Building King’s World House - Diversity and Inclusion
Bob Fitch photography archive, © Stanford University Libraries
"We have inherited a large house, a great 'world house' in which we have to live together—black and white, Easterner and Westerner, Gentile and Jew, Catholic and Protestant, Moslem and Hindu—a family unduly separated in ideas, culture and interest, who, because we can never again live apart, must learn somehow to live with each other in peace."
The World House, From: Where Do We Go From Here: Chaos or Community, Martin Luther King, Jr., 1967
In this sentence Martin Luther King, Jr., captured the essence of the diverse world in which we live. Coming together from different national, ethnic, religious, and socioeconomic backgrounds, we find ourselves sharing the same classrooms, neighborhoods, and communities. Can we make our diverse social environment a place where everyone feels accepted and appreciated? A place, where the principles of human rights and democracy guarantee everyone a vote and a voice that is heard? Are our differences in skin color, culture, religion, or political orientation obstacles or assets as we try to build a more just and peaceful world?
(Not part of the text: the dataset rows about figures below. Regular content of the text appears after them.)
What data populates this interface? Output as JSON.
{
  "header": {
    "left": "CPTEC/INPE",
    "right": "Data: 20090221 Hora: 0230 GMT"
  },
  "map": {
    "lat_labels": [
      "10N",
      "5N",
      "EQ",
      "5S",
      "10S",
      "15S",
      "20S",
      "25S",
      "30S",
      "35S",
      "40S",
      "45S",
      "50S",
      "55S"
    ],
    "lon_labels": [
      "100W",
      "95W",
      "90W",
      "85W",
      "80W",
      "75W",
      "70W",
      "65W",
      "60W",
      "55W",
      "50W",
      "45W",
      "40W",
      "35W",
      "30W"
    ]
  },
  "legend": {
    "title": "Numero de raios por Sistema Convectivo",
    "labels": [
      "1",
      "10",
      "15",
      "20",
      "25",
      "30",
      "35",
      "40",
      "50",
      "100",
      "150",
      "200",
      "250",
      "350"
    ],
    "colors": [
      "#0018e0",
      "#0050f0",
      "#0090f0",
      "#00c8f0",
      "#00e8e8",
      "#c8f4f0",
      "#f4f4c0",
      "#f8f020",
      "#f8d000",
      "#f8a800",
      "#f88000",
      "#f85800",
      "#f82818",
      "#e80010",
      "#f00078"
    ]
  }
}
In this lesson unit, students and teachers will engage in discussions about our various social identities and their meanings. How do these identities determine how we fit into our social environment? Students are invited to think about how we are all different and how we are similar. This lesson plan will examine examples of bias and prejudice against minorities and marginalized groups. In various classroom activities, students will talk about ways in which they can be more tolerant, respectful, and inclusive.
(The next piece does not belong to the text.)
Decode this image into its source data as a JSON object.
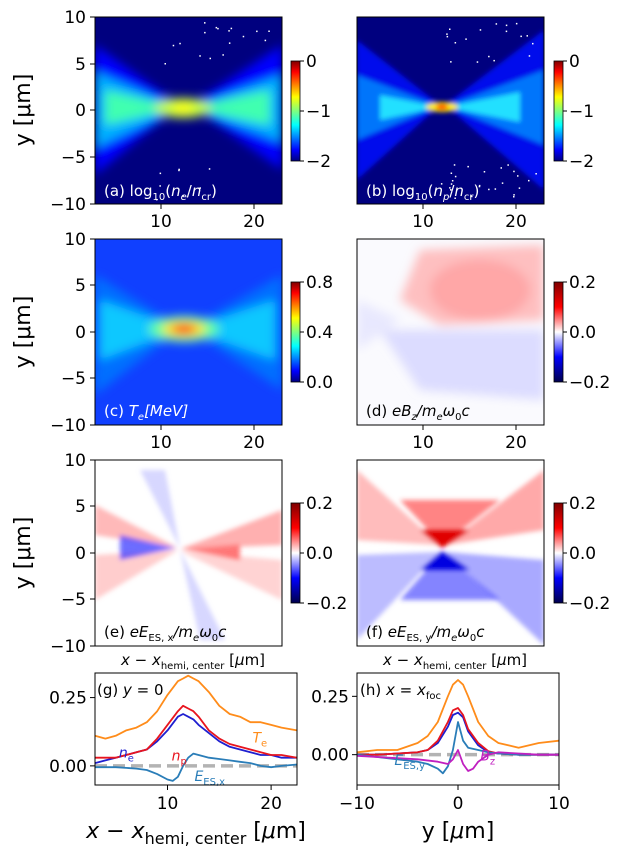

English Language, U.S. History
- As much as we differ in race, religion, culture, language, privilege, abilities, how can we all get along, accept the differences, and see them as assets in building constructive and peaceful communities?
- How are we different? How are we similar?
- Reflecting on the past and present, what happens when "different" means being excluded or discriminated against?
- Why is it important to value each other and respect our differences ?
- How does diversity and inclusion fit into larger movements for justice and human rights?